Le Temps said a probe by justice officials at two banks, the giant UBS and lesser-known Reyl et Cie, confirmed that Cahuzac had indeed held an account in Switzerland, a fact he had denied repeatedly until finally admitting Tuesday that he had lied.
Cahuzac is at the centre of an explosive tax evasion scandal in France which has forced the Socialist government of President François Hollande on to the defensive, even though he quit as budget minister on March 19th after being charged.
Prosecutors in Geneva acted on a March 12 request for legal assistance from France.
"The banks cooperated, and they are not incriminated, because at the end of the day they haven't done anything criminal," prosecutor Jean-Bernard Schmid told Le Temps, declining to give further details.
"They simply answered our questions and we found what we were looking for."
According to French media, Cahuzac opened an account at UBS in the early 1990s, and closed it in 2000, transferring his funds to Reyl et Cie, which
focuses on clients who are not Swiss residents.
In 2010, he allegedly transferred his money from Reyl et Cie's Geneva branch to one on Singapore.

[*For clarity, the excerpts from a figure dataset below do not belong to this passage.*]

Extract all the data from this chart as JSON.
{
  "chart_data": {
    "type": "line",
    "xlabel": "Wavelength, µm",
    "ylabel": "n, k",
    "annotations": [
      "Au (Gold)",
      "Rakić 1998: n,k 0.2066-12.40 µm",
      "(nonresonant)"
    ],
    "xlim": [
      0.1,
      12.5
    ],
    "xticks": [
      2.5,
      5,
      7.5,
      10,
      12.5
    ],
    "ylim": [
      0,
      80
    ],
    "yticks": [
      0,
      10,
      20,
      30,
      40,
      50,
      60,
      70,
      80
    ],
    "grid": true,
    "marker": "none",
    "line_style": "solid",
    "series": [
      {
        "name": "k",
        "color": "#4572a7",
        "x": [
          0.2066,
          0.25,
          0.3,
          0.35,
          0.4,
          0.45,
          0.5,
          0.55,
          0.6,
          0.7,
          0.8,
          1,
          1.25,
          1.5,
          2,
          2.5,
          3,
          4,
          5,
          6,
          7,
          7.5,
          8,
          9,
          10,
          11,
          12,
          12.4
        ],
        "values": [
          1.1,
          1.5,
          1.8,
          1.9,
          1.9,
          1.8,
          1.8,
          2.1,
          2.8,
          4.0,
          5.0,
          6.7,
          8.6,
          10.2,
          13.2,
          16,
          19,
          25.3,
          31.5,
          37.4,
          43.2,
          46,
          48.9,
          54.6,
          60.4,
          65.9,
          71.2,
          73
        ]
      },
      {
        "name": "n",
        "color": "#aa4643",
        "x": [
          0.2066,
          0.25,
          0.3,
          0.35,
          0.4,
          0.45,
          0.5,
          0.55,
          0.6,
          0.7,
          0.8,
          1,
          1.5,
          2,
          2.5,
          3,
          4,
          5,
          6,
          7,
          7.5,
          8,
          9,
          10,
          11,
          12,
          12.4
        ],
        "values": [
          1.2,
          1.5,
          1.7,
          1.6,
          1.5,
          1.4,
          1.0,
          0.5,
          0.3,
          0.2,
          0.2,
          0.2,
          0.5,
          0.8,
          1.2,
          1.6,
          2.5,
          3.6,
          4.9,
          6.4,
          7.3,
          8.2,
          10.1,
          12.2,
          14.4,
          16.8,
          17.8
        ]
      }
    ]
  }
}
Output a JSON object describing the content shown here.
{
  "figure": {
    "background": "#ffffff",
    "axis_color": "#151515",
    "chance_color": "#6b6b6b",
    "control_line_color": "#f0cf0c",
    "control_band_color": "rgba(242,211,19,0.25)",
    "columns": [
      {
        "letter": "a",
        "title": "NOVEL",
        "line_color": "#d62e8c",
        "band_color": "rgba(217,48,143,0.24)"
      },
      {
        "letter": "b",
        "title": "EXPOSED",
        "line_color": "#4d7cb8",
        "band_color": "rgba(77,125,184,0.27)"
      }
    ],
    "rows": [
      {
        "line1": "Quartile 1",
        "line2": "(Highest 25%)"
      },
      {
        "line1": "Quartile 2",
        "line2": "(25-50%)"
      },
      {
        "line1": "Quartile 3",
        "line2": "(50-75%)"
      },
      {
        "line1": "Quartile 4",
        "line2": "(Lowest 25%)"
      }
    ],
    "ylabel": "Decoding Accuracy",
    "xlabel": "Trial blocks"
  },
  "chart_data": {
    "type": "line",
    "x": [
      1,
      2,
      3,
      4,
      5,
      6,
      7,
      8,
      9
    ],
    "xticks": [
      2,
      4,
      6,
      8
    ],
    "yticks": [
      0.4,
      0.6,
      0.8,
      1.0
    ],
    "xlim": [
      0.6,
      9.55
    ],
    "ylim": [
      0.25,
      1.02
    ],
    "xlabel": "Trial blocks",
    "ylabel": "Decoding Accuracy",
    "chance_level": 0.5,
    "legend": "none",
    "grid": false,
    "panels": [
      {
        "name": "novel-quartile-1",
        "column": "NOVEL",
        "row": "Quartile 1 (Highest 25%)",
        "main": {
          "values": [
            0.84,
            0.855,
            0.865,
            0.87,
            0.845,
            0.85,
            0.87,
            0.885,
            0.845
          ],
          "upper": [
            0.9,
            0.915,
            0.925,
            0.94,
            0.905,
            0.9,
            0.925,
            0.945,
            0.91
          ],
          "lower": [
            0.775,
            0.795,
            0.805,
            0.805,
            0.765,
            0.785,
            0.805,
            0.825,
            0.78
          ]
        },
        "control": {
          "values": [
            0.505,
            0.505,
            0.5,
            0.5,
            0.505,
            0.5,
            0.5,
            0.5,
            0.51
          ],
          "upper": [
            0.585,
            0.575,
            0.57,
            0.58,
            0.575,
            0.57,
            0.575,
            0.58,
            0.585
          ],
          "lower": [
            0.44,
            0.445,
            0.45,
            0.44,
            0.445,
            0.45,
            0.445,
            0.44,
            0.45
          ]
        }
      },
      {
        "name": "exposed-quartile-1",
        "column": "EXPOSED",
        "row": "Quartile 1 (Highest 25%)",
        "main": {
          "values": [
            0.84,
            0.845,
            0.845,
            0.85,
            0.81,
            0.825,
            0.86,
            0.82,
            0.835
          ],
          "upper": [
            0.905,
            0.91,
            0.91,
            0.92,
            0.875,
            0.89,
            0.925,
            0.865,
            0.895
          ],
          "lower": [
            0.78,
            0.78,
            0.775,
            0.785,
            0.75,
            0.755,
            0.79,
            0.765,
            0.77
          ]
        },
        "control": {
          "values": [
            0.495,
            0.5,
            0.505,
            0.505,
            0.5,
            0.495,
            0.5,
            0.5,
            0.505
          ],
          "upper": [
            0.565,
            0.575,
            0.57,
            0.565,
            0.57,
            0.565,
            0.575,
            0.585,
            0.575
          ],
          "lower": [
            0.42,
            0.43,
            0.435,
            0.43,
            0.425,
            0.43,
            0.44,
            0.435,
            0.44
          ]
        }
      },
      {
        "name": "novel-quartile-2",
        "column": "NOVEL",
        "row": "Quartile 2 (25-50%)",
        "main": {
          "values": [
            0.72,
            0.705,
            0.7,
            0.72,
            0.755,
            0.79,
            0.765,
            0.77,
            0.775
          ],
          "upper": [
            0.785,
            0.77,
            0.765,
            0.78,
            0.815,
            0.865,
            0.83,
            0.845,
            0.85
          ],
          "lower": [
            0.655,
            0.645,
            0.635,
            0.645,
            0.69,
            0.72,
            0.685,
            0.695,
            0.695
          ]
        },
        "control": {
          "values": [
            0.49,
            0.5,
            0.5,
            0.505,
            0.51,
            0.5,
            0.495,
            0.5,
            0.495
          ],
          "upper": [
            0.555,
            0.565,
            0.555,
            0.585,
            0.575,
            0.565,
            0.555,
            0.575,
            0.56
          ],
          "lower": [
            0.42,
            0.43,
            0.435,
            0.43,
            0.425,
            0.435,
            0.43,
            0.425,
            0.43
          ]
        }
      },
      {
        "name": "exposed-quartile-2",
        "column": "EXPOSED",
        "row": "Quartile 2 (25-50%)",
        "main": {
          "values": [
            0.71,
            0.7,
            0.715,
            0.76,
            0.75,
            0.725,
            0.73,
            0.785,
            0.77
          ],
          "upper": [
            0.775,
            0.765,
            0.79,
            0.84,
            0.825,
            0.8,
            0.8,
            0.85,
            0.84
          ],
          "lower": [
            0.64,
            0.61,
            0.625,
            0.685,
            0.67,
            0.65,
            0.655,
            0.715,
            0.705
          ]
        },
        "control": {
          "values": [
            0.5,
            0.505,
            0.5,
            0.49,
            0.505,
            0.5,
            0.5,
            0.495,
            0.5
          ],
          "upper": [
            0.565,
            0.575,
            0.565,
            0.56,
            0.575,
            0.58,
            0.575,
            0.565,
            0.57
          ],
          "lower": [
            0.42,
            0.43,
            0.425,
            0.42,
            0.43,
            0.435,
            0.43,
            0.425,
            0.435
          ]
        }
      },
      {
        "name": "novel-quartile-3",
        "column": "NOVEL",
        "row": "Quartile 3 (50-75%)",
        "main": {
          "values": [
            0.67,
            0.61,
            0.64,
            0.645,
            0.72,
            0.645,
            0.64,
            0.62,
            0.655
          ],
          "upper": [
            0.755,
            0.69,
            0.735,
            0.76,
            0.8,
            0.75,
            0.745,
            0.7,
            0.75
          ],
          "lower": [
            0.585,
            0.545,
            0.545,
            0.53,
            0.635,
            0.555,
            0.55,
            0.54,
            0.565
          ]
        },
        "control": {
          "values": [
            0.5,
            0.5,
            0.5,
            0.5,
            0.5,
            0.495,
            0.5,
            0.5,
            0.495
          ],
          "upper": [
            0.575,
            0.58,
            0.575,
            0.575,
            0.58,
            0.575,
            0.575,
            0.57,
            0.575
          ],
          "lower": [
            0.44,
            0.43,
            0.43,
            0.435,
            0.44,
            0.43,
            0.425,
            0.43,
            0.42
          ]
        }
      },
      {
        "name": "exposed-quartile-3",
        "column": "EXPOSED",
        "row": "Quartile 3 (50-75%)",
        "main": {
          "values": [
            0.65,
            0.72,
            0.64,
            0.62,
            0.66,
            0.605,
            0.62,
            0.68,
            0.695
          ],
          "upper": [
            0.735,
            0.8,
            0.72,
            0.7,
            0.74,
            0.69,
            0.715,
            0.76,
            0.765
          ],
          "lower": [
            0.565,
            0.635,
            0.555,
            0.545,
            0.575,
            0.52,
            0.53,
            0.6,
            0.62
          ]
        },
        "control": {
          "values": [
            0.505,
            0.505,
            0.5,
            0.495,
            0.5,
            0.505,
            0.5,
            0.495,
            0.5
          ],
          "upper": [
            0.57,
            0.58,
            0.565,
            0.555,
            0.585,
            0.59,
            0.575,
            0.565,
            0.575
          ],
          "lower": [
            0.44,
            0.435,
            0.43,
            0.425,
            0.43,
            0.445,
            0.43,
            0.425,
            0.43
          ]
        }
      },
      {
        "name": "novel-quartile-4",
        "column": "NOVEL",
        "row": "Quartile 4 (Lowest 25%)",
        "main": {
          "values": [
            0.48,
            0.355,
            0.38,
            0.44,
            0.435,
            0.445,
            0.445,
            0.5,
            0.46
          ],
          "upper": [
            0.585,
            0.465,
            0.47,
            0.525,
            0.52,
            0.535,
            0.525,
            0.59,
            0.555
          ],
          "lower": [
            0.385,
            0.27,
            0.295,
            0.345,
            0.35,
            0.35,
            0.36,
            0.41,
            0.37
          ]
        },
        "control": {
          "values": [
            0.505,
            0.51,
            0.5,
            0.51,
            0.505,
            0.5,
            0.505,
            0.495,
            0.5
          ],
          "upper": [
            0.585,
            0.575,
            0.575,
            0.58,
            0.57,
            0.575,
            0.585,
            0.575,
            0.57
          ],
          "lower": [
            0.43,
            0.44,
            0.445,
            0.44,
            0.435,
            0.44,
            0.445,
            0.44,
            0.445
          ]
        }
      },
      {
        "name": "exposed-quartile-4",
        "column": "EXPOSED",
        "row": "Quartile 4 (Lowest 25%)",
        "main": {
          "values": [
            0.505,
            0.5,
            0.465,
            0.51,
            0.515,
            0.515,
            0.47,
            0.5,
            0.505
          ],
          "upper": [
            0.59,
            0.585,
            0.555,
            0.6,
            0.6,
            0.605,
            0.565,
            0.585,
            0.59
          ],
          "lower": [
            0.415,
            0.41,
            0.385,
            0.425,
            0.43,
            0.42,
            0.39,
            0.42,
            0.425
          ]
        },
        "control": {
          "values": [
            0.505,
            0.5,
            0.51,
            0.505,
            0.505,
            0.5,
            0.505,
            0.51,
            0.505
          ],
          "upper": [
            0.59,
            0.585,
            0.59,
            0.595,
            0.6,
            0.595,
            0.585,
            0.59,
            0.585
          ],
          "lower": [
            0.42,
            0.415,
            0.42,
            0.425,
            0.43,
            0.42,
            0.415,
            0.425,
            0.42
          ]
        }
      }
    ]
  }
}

"On the basis that Swiss legislation on judicial cooperation requires the person under investigation to be informed, Mister Cahuzac's lawyer had access to the files," Schmid said.
"He therefore learned what we had found and apparently decided to draw his own conclusions," he said.
"But we haven't handed over any details to French justice authorities yet and haven't opened a criminal investigation in Switzerland."